Wie hier z.B. auf einer “404 Not Found” Seite:
Die Informationen die Apache hier abstellt reichen, um gezielt nach Sicherheitslöchern zu scannen.
Mit etwas Pech lacht irgendwann eine weiße Seite mit einem “You´re hacked by Kr455l0rd” entgegen.
Um es den “bösen” Jungs etwas schwieriger zu machen sind folgende Modifikation an der Apache Konfiguration zu erledigen:
Ausschalten der Apache “ServerSignature”
Ich gehe hier von einem Debian Squeeze System mit Apache 2.2.x aus.
Öffnet die Apache Security Konfig
1
vi /etc/apache2/conf.d/security
Hier sucht ihr nach dem eintrag “ServerSignature” und stellt diesen auf “Off”
Danach widmen wir uns dem Eintrag “ServerTokens”
Bei ServerTokens können folgende Optionen eingestellt werden:
- Prod (Server: Apache)
- Min (Server: Apache/2.2.0)
- OS (Server: Apache/2.2.0 (Unix))
- Full (Apache/2.2.0 (Unix) PHP/5.0)
Stellt hier auf “Prod” um möglichst wenig Informationen über euer System Preis zu geben.
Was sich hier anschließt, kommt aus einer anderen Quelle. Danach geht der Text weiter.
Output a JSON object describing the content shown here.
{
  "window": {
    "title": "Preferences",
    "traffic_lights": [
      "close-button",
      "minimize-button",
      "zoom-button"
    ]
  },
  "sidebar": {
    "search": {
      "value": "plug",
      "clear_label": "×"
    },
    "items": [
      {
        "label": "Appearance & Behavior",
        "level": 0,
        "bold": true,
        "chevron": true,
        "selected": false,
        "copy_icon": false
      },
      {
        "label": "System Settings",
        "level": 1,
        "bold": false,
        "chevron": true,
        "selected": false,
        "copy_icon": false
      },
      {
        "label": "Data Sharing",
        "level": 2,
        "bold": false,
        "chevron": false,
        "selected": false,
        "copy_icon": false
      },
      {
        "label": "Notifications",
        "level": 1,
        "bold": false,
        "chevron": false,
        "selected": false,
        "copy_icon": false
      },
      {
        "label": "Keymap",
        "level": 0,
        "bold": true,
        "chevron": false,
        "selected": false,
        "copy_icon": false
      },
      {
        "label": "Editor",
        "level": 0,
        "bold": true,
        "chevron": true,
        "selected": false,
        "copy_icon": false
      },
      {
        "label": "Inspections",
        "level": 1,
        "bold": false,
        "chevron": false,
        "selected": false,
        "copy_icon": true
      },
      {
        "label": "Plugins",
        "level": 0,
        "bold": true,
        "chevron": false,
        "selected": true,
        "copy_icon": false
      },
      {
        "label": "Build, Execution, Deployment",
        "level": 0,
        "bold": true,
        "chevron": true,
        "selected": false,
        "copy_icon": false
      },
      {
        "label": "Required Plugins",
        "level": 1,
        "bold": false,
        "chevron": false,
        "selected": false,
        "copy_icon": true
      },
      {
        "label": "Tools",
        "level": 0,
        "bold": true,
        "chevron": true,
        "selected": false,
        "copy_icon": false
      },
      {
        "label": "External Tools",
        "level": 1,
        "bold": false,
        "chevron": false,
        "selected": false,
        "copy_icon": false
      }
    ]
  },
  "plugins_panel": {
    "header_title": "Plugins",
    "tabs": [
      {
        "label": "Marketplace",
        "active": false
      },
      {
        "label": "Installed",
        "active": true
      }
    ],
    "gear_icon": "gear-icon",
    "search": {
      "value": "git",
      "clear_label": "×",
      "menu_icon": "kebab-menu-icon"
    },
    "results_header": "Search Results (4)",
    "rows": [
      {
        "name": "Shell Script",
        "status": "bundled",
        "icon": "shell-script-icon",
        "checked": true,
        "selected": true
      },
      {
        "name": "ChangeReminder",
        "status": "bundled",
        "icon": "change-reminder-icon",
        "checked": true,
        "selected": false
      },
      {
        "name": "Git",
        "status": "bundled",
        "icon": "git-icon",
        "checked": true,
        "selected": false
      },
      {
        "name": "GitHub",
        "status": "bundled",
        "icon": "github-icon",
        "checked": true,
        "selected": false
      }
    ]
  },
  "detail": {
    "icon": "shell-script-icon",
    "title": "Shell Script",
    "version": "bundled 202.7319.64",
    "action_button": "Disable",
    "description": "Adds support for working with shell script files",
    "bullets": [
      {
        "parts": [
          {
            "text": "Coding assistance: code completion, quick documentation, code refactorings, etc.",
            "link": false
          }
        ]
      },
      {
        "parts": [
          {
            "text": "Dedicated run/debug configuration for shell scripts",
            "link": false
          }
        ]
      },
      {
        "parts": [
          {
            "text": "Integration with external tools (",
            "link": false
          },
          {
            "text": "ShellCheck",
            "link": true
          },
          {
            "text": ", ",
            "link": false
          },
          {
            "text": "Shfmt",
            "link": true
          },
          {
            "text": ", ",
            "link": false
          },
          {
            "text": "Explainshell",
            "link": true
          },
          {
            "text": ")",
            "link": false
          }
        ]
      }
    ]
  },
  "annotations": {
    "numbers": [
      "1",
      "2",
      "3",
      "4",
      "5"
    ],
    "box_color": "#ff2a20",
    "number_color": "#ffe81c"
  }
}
Ausschalten der Mitteilungsbedürftigkeit von PHP
Öffnet eure “php.ini” und sucht nach dem Eintrag “expose_php” und stellt diesen auf “Off”
Jetzt müsst ihr nur noch Apache einmal durch starten.
Um offene Connections nicht zu schließen folgendes ausführen:
1
apachectl graceful
Damit wird Apache angewiesen nur Prozesse neuzustarten die gerade nicht benutzt werden.
Und der “harte” weg:
1
/etc/init.d/apache2 restart
Damit sind nun endgültig die Apache ServerSignature entschärft und ihr ein kleines bisschen sicherer.